A Lancing director has said it feels ‘amazing’ to have his first feature-length stop motion film Strike released at cinemas.
It took Trevor Hardy and his team three years to make the family friendly hit, which tells the ‘underdog’ story of a mole with an impossible dream.
Trevor was part of a team of around 200 people working on the project at Gigglefish studio in Lancing, where he lives with his wife Denise and their 16-year-old son.
He said putting the film together and making sure it stayed on track was an ‘exhausting task’ – but that seeing it on the big screen at the end of it all was ‘amazing’.
“As stressful as it is, you kind of forget it all when its done and you can sit back and enjoy it,” he said.

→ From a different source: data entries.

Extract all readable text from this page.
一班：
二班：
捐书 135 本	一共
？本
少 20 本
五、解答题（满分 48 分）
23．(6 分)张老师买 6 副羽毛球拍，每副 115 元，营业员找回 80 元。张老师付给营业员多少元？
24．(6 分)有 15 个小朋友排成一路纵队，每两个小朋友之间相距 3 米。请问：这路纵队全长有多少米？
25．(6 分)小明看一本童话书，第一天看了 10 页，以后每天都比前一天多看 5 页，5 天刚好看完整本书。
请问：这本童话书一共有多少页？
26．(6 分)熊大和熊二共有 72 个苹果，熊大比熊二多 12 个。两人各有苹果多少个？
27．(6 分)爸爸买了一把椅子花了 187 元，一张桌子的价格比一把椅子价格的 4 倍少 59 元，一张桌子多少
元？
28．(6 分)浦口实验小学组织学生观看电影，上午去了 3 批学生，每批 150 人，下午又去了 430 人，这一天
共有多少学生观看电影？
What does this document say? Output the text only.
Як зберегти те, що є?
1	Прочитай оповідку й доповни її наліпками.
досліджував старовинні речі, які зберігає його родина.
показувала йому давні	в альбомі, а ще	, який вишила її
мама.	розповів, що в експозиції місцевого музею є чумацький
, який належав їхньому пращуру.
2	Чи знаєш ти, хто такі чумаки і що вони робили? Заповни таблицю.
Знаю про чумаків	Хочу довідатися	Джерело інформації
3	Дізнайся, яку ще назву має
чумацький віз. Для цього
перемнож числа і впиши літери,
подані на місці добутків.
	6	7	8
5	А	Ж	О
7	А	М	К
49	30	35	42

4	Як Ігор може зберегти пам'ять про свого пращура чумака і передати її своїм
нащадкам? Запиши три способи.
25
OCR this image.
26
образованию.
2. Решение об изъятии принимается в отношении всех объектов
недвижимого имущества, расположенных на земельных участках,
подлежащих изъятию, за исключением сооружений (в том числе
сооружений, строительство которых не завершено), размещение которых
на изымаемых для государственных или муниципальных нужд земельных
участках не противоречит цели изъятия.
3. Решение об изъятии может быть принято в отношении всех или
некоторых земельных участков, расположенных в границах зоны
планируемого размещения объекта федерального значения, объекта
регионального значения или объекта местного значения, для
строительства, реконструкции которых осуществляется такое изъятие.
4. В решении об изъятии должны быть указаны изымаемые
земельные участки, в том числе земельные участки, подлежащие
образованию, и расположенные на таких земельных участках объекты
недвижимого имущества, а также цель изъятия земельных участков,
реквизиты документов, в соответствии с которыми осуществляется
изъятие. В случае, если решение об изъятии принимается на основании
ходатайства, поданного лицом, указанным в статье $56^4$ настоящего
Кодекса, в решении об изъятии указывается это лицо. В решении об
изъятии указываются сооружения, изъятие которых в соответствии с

Trevor has worked in stop animation for more than 20 years and has previously made short films, TV series and music videos, including a recent video for singer Imogen Heap.
But he said he got into the industry almost by ‘pure luck’.
In the early 90s Trevor, who grew up in Shoreham, was made redundant from his job at a tyre fitting company in Worthing.
While looking for a new job, he found himself watching Wallace and Gromit on TV and said he thought: “That’s brilliant, that’s what I want to do.”
He took a course in Media at Northbrook College in Worthing before going on to do an animation degree in Farnham and spending a stint working with the creators of Chicken Run.
Trevor admitted he had achieved a lot in his career, and said: “Looking back, I would have absolutely dropped my arms and legs off to be in this position now.”
He said the best bit about stop motion animation was injecting character and personality into the figures, getting them interacting and bantering with one another.
The film Strike tells the story of a mole called Mungo who is due to follow family tradition and go to work in a mine, but secretly dreams of becoming a professional footballer.
Trevor said the ‘Wallace and Gromit meets Billy Elliot’ tale was partly inspired by his own life.
When he was growing up, Trevor’s parents ran a pub in Worthing, but he knew he did not want to work in the family business and instead wanted to pursue a film-making career.
The film has already screened in more than 600 cinemas around Europe and has been well-received so far, Trevor said.
“They love it, we’ve had lots of really good reviews,” he said.
You can watch Strike at the Dome Cinema Worthing at 10am on Saturday (September 7) and Sunday (September 8).